Differential effects of interleukin-1 alpha and beta on interleukin-6 and chemokine synthesis in neurones

Interleukin (IL)-1 is a key mediator of neuroinflammation via actions of two agonists IL-1alpha and beta that bind to the IL-1 type I receptor (IL-1RI), and are thought to trigger identical responses. However, evidence suggests that IL-1alpha and beta may have differential actions in the central nervous system (CNS).
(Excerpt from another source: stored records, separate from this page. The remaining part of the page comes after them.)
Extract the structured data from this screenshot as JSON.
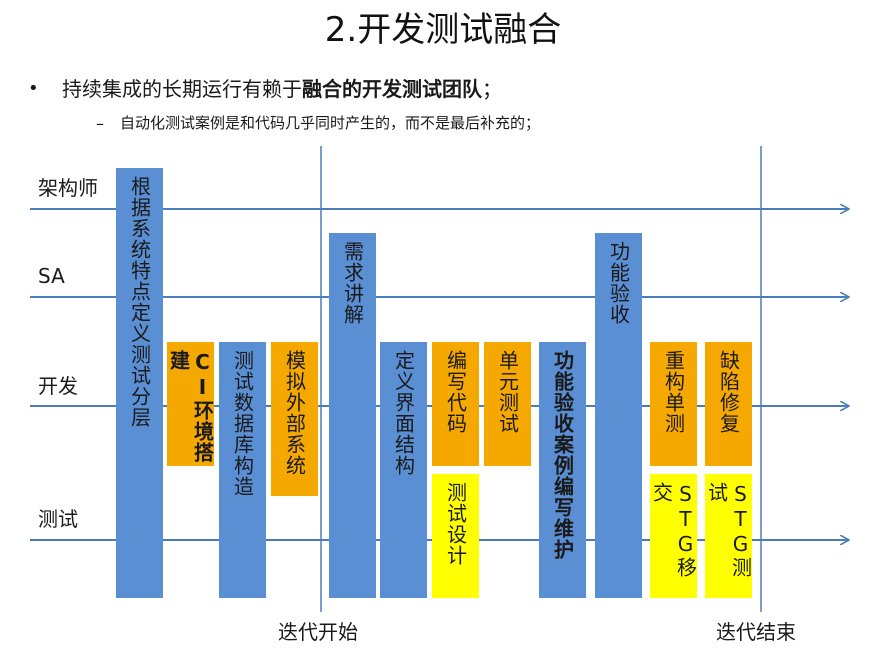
{
  "title": "2.开发测试融合",
  "bullet": {
    "marker": "•",
    "text_plain": "持续集成的长期运行有赖于",
    "text_bold": "融合的开发测试团队",
    "text_end": "；"
  },
  "sub_bullet": {
    "marker": "–",
    "text": "自动化测试案例是和代码几乎同时产生的，而不是最后补充的；"
  },
  "lanes": [
    {
      "label": "架构师"
    },
    {
      "label": "SA"
    },
    {
      "label": "开发"
    },
    {
      "label": "测试"
    }
  ],
  "milestones": [
    {
      "label": "迭代开始"
    },
    {
      "label": "迭代结束"
    }
  ],
  "boxes": [
    {
      "text": "根据系统特点定义测试分层",
      "color": "blue",
      "bold": false
    },
    {
      "text": "CI环境搭建",
      "color": "orange",
      "bold": true
    },
    {
      "text": "测试数据库构造",
      "color": "blue",
      "bold": false
    },
    {
      "text": "模拟外部系统",
      "color": "orange",
      "bold": false
    },
    {
      "text": "需求讲解",
      "color": "blue",
      "bold": false
    },
    {
      "text": "定义界面结构",
      "color": "blue",
      "bold": false
    },
    {
      "text": "编写代码",
      "color": "orange",
      "bold": false
    },
    {
      "text": "单元测试",
      "color": "orange",
      "bold": false
    },
    {
      "text": "测试设计",
      "color": "yellow",
      "bold": false
    },
    {
      "text": "功能验收案例编写维护",
      "color": "blue",
      "bold": true
    },
    {
      "text": "功能验收",
      "color": "blue",
      "bold": false
    },
    {
      "text": "重构单测",
      "color": "orange",
      "bold": false
    },
    {
      "text": "缺陷修复",
      "color": "orange",
      "bold": false
    },
    {
      "text": "STG移交",
      "color": "yellow",
      "bold": false
    },
    {
      "text": "STG测试",
      "color": "yellow",
      "bold": false
    }
  ],
  "colors": {
    "arrow": "#4a7ebb",
    "blue": "#5b8fd4",
    "orange": "#f5a800",
    "yellow": "#ffff00"
  }
}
The objective of this study was to test the hypothesis that IL-1alpha and beta differentially regulate the expression of IL-6 and chemokines KC, IP-10 and MCP-1 in primary neurones. Here we demonstrate that, whilst IL-1beta induced significant synthesis of IL-6 in neurones, IL-1alpha had no effect. In contrast, IL-1alpha and beta induced strong synthesis and constitutive release of chemokines KC, IP-10 and MCP-1 from neurones, and these responses were IL-1RI-dependent. Whilst IL-1beta-induced IL-6 synthesis was dependent on the nSMase/Src kinase signalling cascade, specific inhibitors of nSMase (3-OMS) and Src kinase (PP2) failed to inhibit IL-1alpha- and IL-1beta-induced chemokines synthesis, suggesting the existence of alternative signalling pathway(s) in neurones.